La soupe aux poireaux et pommes de terre de ma mère après mon GCSE de maths, le bouillon d'agneau et d'orge préparé par une amie et dégusté sur son canapé usé devant la télé, un bol de soupe au citron et aux œufs dans une taverne aux abords d'Athènes juste avant de perdre mon sac à dos, une crème de champignons à l'hôpital Royal Free, une soupe aux haricots blancs et châtaignes dans une trattoria romaine, le potage bonne femme de Lindsay Bareham cuisiné par ma belle-sœur avec des roulés de saucisse après notre pantomime familiale de Noël, le mulligatawny d'Anna Tobias... et tant d'autres.
Plus que tout autre plat, la soupe laisse des souvenirs impérissables, au-delà du goût : le lieu, le moment, les convives. Je ne suis pas seule : en questionnant amis et collègues, j'ai recueilli des anecdotes vibrantes, souvent émouvantes, sur la préparation et la dégustation de soupes.

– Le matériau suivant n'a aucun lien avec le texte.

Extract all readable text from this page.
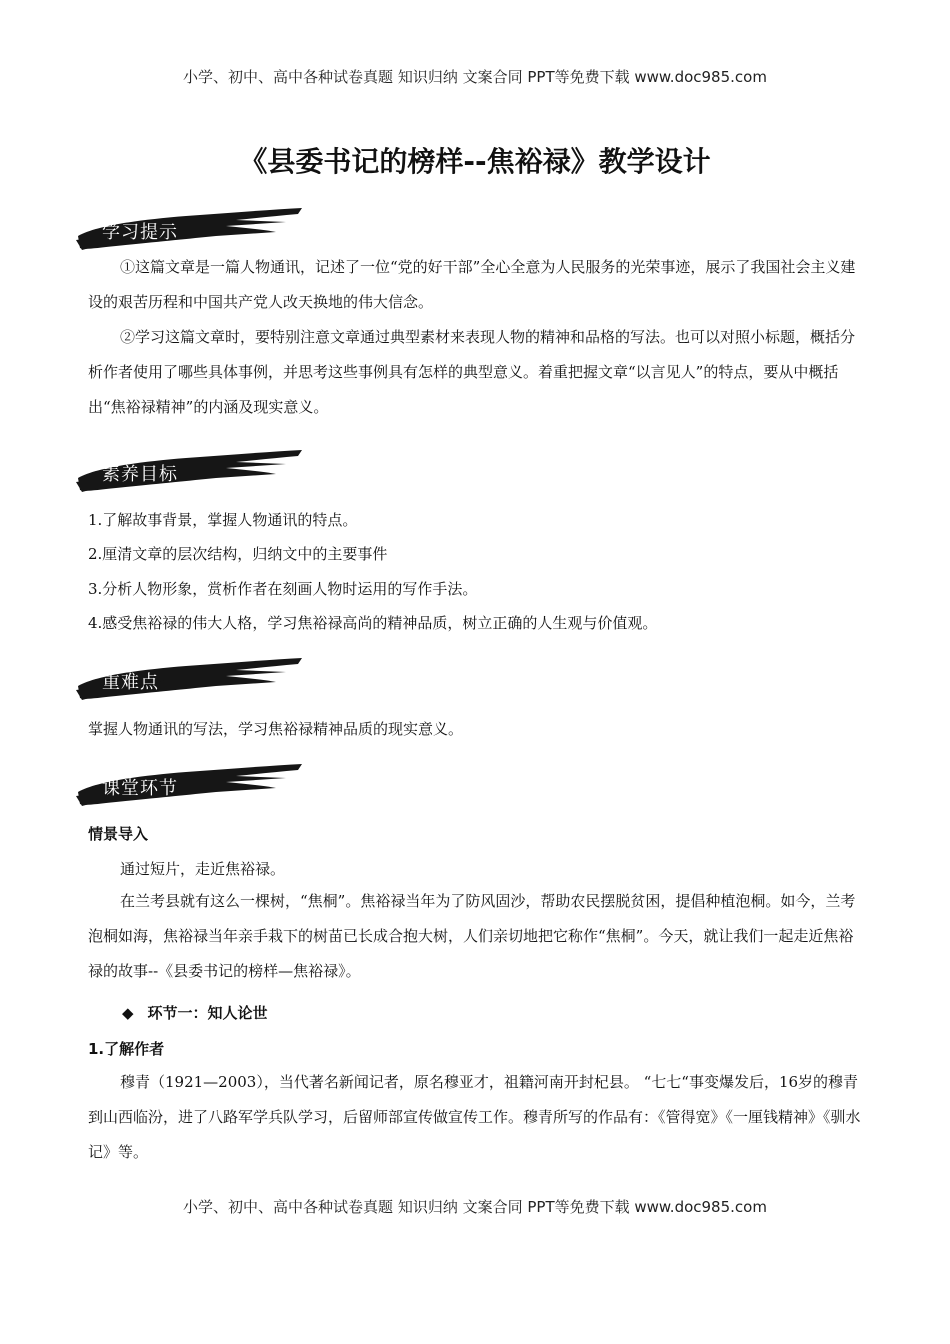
小学、初中、高中各种试卷真题 知识归纳 文案合同 PPT等免费下载 www.doc985.com
《县委书记的榜样--焦裕禄》教学设计
学习提示

①这篇文章是一篇人物通讯，记述了一位“党的好干部”全心全意为人民服务的光荣事迹，展示了我国社会主义建设的艰苦历程和中国共产党人改天换地的伟大信念。

②学习这篇文章时，要特别注意文章通过典型素材来表现人物的精神和品格的写法。也可以对照小标题，概括分析作者使用了哪些具体事例，并思考这些事例具有怎样的典型意义。着重把握文章“以言见人”的特点，要从中概括出“焦裕禄精神”的内涵及现实意义。

素养目标

1.了解故事背景，掌握人物通讯的特点。

2.厘清文章的层次结构，归纳文中的主要事件

3.分析人物形象，赏析作者在刻画人物时运用的写作手法。

4.感受焦裕禄的伟大人格，学习焦裕禄高尚的精神品质，树立正确的人生观与价值观。

重难点

掌握人物通讯的写法，学习焦裕禄精神品质的现实意义。

课堂环节

情景导入

通过短片，走近焦裕禄。

在兰考县就有这么一棵树，“焦桐”。焦裕禄当年为了防风固沙，帮助农民摆脱贫困，提倡种植泡桐。如今，兰考泡桐如海，焦裕禄当年亲手栽下的树苗已长成合抱大树，人们亲切地把它称作“焦桐”。今天，就让我们一起走近焦裕禄的故事--《县委书记的榜样—焦裕禄》。

◆ 环节一：知人论世

1.了解作者

穆青（1921—2003），当代著名新闻记者，原名穆亚才，祖籍河南开封杞县。 “七七“事变爆发后，16岁的穆青到山西临汾，进了八路军学兵队学习，后留师部宣传做宣传工作。穆青所写的作品有：《管得宽》《一厘钱精神》《驯水记》等。

小学、初中、高中各种试卷真题 知识归纳 文案合同 PPT等免费下载 www.doc985.com
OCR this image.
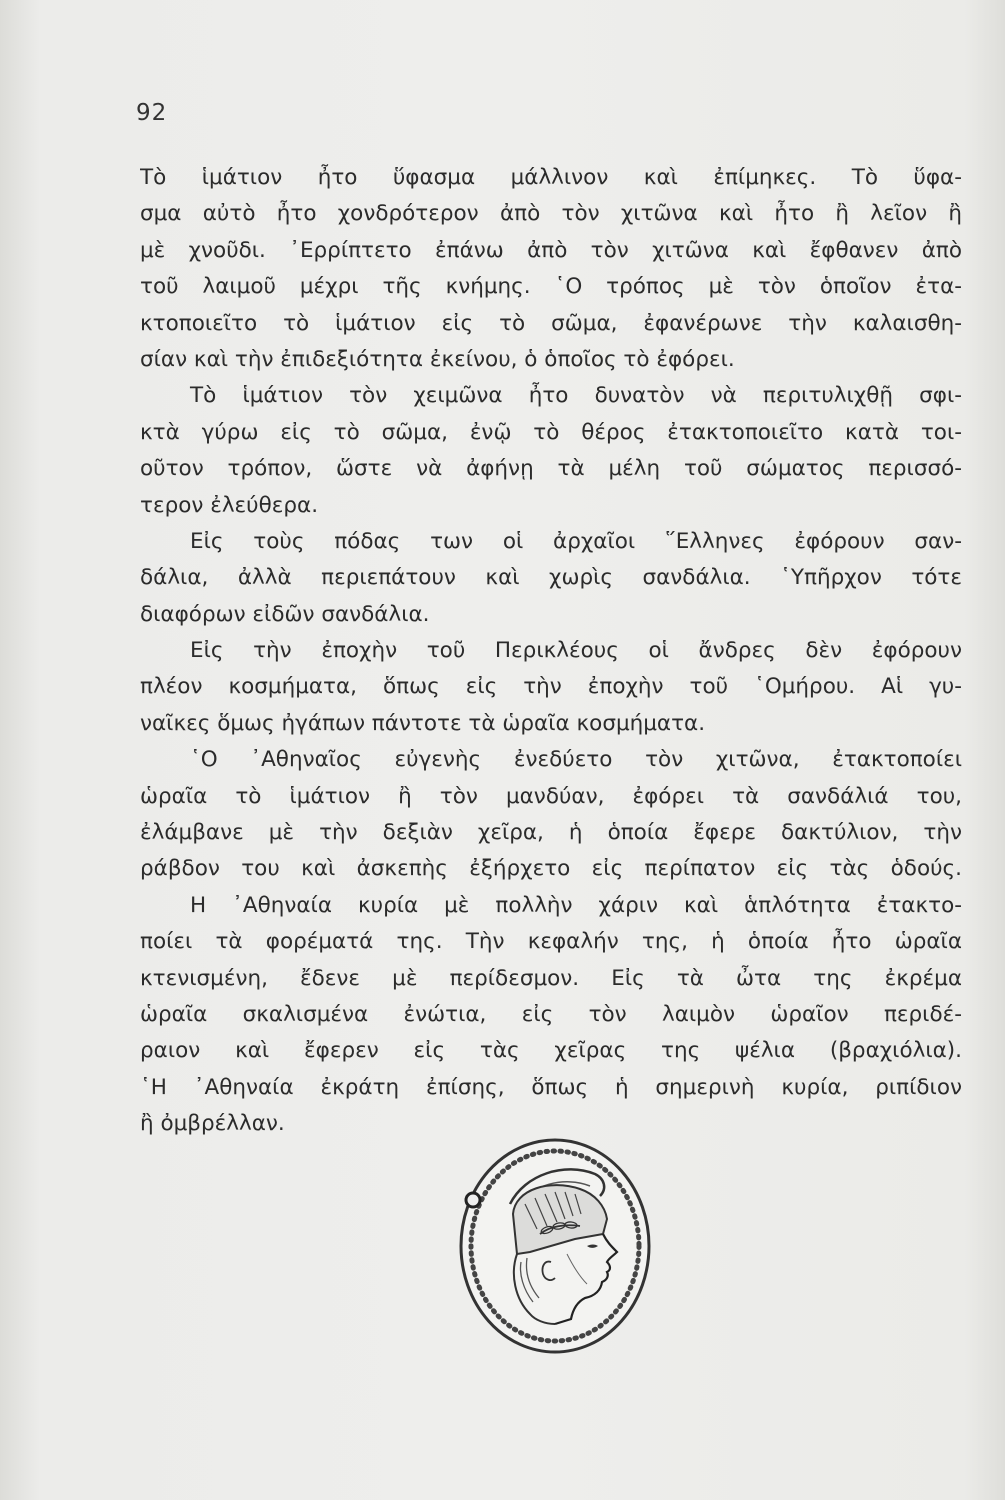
92
Τὸ ἱμάτιον ἦτο ὕφασμα μάλλινον καὶ ἐπίμηκες. Τὸ ὕφα-
σμα αὐτὸ ἦτο χονδρότερον ἀπὸ τὸν χιτῶνα καὶ ἦτο ἢ λεῖον ἢ
μὲ χνοῦδι. ᾿Ερρίπτετο ἐπάνω ἀπὸ τὸν χιτῶνα καὶ ἔφθανεν ἀπὸ
τοῦ λαιμοῦ μέχρι τῆς κνήμης. ῾Ο τρόπος μὲ τὸν ὁποῖον ἐτα-
κτοποιεῖτο τὸ ἱμάτιον εἰς τὸ σῶμα, ἐφανέρωνε τὴν καλαισθη-
σίαν καὶ τὴν ἐπιδεξιότητα ἐκείνου, ὁ ὁποῖος τὸ ἐφόρει.
Τὸ ἱμάτιον τὸν χειμῶνα ἦτο δυνατὸν νὰ περιτυλιχθῇ σφι-
κτὰ γύρω εἰς τὸ σῶμα, ἐνῷ τὸ θέρος ἐτακτοποιεῖτο κατὰ τοι-
οῦτον τρόπον, ὥστε νὰ ἀφήνῃ τὰ μέλη τοῦ σώματος περισσό-
τερον ἐλεύθερα.
Εἰς τοὺς πόδας των οἱ ἀρχαῖοι ῞Ελληνες ἐφόρουν σαν-
δάλια, ἀλλὰ περιεπάτουν καὶ χωρὶς σανδάλια. ῾Υπῆρχον τότε
διαφόρων εἰδῶν σανδάλια.
Εἰς τὴν ἐποχὴν τοῦ Περικλέους οἱ ἄνδρες δὲν ἐφόρουν
πλέον κοσμήματα, ὅπως εἰς τὴν ἐποχὴν τοῦ ῾Ομήρου. Αἱ γυ-
ναῖκες ὅμως ἠγάπων πάντοτε τὰ ὡραῖα κοσμήματα.
῾Ο ᾿Αθηναῖος εὐγενὴς ἐνεδύετο τὸν χιτῶνα, ἐτακτοποίει
ὡραῖα τὸ ἱμάτιον ἢ τὸν μανδύαν, ἐφόρει τὰ σανδάλιά του,
ἐλάμβανε μὲ τὴν δεξιὰν χεῖρα, ἡ ὁποία ἔφερε δακτύλιον, τὴν
ράβδον του καὶ ἀσκεπὴς ἐξήρχετο εἰς περίπατον εἰς τὰς ὁδούς.
Η ᾿Αθηναία κυρία μὲ πολλὴν χάριν καὶ ἁπλότητα ἐτακτο-
ποίει τὰ φορέματά της. Τὴν κεφαλήν της, ἡ ὁποία ἦτο ὡραῖα
κτενισμένη, ἔδενε μὲ περίδεσμον. Εἰς τὰ ὦτα της ἐκρέμα
ὡραῖα σκαλισμένα ἐνώτια, εἰς τὸν λαιμὸν ὡραῖον περιδέ-
ραιον καὶ ἔφερεν εἰς τὰς χεῖρας της ψέλια (βραχιόλια).
῾Η ᾿Αθηναία ἐκράτη ἐπίσης, ὅπως ἡ σημερινὴ κυρία, ριπίδιον
ἢ ὀμβρέλλαν.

La soupe évoque aussi Mona Talbott, ancienne cheffe de l'American Academy de Rome. Chaque dimanche pendant sept mois, je l'ai observée cuisiner des soupes, notant détails et mesures pour son livre. À la fin, je redescendais la colline du Gianicolo, vue imprenable sur Rome, avec des bocaux tintants pour les jours suivants. Enceinte alors, mon appétit vorace valut à mon fils le surnom de "bébé soupe". Au-delà de l'apprentissage des recettes, j'adorais voir les soupes évoluer avec les saisons : du consistant au bouillon clair, au rouge vif des tomates fraîches – plus marquant qu'en cuisine quotidienne. Peut-être plus que tout autre plat, le souvenir de la soupe persiste : pas seulement le goût, mais les souvenirs qui y sont attachés.

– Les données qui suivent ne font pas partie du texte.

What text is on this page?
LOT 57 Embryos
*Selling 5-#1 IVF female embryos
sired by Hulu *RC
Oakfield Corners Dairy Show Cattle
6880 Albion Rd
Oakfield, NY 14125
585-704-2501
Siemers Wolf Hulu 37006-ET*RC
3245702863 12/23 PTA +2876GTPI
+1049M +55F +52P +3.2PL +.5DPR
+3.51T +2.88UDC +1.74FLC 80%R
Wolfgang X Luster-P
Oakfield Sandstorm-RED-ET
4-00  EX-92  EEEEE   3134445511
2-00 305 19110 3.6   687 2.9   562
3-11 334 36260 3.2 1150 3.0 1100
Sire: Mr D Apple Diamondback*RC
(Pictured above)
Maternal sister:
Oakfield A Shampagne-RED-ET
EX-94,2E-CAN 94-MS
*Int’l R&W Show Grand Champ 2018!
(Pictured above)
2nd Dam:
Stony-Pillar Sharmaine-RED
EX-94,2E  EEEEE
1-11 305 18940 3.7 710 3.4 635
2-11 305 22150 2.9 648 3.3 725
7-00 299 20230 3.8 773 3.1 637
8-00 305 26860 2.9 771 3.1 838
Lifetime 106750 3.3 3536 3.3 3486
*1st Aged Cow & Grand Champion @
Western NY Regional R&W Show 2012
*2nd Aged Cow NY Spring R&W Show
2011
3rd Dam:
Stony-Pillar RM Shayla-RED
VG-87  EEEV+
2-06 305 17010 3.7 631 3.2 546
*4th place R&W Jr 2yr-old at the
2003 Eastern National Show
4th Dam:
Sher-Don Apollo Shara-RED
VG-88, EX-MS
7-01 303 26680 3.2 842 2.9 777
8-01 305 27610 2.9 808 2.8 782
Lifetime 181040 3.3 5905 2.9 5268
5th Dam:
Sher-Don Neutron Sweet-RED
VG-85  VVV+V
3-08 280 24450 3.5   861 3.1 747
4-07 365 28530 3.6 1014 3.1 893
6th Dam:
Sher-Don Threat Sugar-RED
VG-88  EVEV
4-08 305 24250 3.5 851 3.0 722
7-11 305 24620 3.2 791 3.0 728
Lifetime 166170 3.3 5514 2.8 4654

Jusqu'à récemment, je préparais des soupes épaisses aux haricots secs jetés dans un minestrone de racines – texture houmous – ou du chou frisé coincé dans les dents. Aujourd'hui, nos envies d'avril appellent des soupes bouillonnantes, vertes et dynamiques. Celles de Mona, mes favorites, suivent ses principes : oignon fondu lentement, sel en pincées, eau pure suffit ; simplicité d'abord, embellissements ensuite (croûtons, piment, herbes, boulettes, fromage).
Épluchez et émincez un gros oignon. Faites-le suer doucement dans une noix de beurre, 2-3 c. à s. d'huile d'olive et une pincée de sel jusqu'à tendreté. Ajoutez une gousse d'ail hachée, remuez 1 min. Pendant ce temps, épluchez et cubez une grosse pomme de terre (350 g). Incorporez-la avec une pincée de sel, remuez, couvrez d'eau (5 cm au-dessus). Ajoutez une croûte de parmesan si disponible. Portez à ébullition, puis mijotez 20 min à feu doux. 5 min avant la fin, ajoutez pois surgelés (une poignée), herbes ou légumes verts tendres hachés. Les pommes de terre doivent être fondantes. Mixez moitié pour plus de crémeux si désiré. Assaisonnez de poivre et 1 c. à s. de parmesan râpé. Servez sur pain grillé ou croûtons, avec parmesan et filet d'huile d'olive.